Calif. malpractice cap: Model or cautionary tale?

The San Francisco Chronicle‘s Victoria Colliver reports on how a discussion of a health reform-related push for medical malpractice reform can learn from California’s 34-year old law capping malpractice awards at $250,000.

First, the case against the cap: It’s too small (1975’s $250,000 is equal to about a million of today’s dollars) to make malpractice suits worth a lawyer’s while.
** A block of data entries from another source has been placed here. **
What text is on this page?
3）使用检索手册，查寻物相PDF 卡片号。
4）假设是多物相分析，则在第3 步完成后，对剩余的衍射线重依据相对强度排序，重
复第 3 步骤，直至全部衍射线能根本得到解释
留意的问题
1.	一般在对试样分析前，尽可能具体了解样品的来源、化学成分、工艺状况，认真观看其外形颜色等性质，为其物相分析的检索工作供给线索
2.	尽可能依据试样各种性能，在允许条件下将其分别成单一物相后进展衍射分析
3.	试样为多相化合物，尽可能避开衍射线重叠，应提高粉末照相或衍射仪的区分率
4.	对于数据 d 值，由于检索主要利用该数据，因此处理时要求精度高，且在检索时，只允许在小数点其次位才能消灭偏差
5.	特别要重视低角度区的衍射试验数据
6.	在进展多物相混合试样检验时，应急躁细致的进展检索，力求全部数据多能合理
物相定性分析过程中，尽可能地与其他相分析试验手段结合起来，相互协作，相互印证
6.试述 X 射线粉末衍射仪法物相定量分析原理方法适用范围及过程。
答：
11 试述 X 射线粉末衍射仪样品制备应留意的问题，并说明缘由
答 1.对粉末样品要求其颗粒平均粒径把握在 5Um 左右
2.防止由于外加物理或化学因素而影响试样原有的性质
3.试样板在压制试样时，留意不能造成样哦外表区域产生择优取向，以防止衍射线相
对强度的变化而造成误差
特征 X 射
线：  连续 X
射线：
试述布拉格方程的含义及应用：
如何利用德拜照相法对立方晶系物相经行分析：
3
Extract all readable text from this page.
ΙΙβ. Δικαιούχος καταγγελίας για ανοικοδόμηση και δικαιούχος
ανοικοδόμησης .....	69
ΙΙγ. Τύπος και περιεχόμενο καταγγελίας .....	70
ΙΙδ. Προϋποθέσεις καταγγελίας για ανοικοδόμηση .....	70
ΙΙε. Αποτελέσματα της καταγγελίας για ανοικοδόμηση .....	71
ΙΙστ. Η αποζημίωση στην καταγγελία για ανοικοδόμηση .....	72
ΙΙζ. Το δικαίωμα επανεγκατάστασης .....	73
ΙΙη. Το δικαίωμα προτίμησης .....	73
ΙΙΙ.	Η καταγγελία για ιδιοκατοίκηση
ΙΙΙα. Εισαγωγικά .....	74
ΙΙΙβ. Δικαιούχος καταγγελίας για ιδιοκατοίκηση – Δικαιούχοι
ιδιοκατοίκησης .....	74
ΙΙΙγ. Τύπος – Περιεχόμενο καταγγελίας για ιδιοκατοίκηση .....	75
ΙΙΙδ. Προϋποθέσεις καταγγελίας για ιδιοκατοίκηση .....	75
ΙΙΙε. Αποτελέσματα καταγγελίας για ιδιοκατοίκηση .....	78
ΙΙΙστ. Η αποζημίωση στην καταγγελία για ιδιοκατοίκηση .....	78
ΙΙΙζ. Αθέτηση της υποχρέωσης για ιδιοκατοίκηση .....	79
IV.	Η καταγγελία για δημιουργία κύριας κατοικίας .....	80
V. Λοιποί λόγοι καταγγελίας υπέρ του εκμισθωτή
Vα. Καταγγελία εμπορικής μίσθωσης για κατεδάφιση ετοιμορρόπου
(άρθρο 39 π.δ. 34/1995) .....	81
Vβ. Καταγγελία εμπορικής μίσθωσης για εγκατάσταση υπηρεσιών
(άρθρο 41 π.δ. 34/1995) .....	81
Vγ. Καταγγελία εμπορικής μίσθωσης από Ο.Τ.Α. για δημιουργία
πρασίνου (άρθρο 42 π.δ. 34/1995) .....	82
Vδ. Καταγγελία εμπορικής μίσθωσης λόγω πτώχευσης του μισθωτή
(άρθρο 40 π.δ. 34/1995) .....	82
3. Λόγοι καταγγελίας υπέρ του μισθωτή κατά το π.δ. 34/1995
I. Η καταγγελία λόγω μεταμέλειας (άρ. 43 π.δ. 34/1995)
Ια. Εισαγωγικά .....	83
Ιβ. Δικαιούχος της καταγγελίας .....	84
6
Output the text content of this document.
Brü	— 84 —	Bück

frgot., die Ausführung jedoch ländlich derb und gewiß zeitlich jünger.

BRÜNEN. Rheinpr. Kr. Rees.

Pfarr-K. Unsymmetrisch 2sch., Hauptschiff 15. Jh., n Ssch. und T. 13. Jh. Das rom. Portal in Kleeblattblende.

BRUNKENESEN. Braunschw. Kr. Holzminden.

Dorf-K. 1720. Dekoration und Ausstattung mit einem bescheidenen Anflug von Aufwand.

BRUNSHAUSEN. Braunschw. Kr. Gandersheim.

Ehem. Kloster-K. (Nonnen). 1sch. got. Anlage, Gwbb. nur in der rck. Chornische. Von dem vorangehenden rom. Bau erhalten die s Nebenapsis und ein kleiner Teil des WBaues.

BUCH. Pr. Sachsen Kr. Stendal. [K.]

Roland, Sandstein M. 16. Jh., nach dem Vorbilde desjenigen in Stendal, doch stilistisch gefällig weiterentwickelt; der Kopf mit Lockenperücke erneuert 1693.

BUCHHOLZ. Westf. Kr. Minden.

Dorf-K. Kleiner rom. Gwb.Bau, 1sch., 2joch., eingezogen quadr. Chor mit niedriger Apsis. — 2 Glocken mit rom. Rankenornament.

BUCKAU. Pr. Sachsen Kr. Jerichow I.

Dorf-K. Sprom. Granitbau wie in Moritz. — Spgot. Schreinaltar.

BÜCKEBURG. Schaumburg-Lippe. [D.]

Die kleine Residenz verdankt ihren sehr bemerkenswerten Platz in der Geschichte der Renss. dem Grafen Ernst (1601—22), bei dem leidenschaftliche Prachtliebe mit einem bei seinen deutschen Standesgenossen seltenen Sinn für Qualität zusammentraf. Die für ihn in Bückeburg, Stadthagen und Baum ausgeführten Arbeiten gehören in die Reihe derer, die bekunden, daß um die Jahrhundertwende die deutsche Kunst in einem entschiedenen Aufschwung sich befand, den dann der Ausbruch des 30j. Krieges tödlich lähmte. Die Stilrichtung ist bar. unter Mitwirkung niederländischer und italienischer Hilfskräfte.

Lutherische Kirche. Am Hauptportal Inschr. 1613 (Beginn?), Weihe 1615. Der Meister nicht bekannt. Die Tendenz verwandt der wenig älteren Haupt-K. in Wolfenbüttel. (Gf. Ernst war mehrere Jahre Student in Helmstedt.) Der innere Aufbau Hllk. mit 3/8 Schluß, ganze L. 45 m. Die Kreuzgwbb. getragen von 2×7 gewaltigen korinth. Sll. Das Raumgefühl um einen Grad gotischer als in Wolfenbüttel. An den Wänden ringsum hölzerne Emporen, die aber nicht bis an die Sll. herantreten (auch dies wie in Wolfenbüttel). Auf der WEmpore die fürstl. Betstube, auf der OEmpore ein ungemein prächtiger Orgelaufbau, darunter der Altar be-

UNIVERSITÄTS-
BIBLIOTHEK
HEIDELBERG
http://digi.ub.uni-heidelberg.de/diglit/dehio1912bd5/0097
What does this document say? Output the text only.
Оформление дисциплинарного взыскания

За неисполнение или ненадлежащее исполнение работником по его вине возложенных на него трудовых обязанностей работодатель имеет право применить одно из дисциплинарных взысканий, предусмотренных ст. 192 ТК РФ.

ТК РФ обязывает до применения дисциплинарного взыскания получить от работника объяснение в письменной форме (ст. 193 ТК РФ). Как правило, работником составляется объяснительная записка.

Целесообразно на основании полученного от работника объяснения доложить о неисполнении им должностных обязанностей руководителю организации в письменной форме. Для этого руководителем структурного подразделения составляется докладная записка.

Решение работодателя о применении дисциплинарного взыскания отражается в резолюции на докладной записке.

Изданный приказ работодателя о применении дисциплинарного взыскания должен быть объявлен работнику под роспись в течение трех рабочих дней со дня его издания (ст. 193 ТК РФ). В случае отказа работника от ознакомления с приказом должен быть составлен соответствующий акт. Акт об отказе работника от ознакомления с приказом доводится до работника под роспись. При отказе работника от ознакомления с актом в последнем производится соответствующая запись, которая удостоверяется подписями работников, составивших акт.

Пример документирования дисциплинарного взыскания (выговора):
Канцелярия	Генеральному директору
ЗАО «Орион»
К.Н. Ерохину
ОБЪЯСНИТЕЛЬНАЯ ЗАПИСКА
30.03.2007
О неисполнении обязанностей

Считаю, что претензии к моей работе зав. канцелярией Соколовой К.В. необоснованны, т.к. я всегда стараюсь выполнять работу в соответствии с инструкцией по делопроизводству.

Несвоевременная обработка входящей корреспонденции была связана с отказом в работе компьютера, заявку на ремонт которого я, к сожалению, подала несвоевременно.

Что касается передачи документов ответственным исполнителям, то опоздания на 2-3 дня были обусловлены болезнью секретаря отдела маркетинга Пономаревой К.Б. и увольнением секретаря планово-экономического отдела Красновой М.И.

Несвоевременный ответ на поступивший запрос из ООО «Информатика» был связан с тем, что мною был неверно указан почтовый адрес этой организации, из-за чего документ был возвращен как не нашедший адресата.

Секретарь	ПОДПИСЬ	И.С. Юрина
Critics object to the fact the $250,000 cap hasn’t been adjusted for inflation in 34 years . They also argue that because the law allows unlimited awards for economic losses, such as lost wages and ongoing medical costs, it discriminates against children and seniors, who have limited earnings if any, as well as against the families of those who died and did not have high medical costs.

“It’s economic suicide for a medical malpractice lawyer in the state of California to undertake too many or any cases that are capped at just 250,000,” said Erik Peterson, a San Francisco medical malpractice attorney who agreed to take on the Volkmuth’s case, even at a loss.

inflation1 Cap proponents say the law helps keep costs down and to attract physicians to the state.

Supporters say the law has resulted in improved access to care for patients because it has persuaded doctors to stay in California without fear of skyrocketing insurance premiums.

Lisa Maas, executive director of Californians Allied for Patient Protection, pointed to her group’s research, which shows the average annual premium for a specialist in obstetrics and gynecology in Los Angeles was about $90,000 last year, compared to nearly $195,000 a year for the same specialist in Nassau and Suffolk counties of New York, a state without medical malpractice reforms.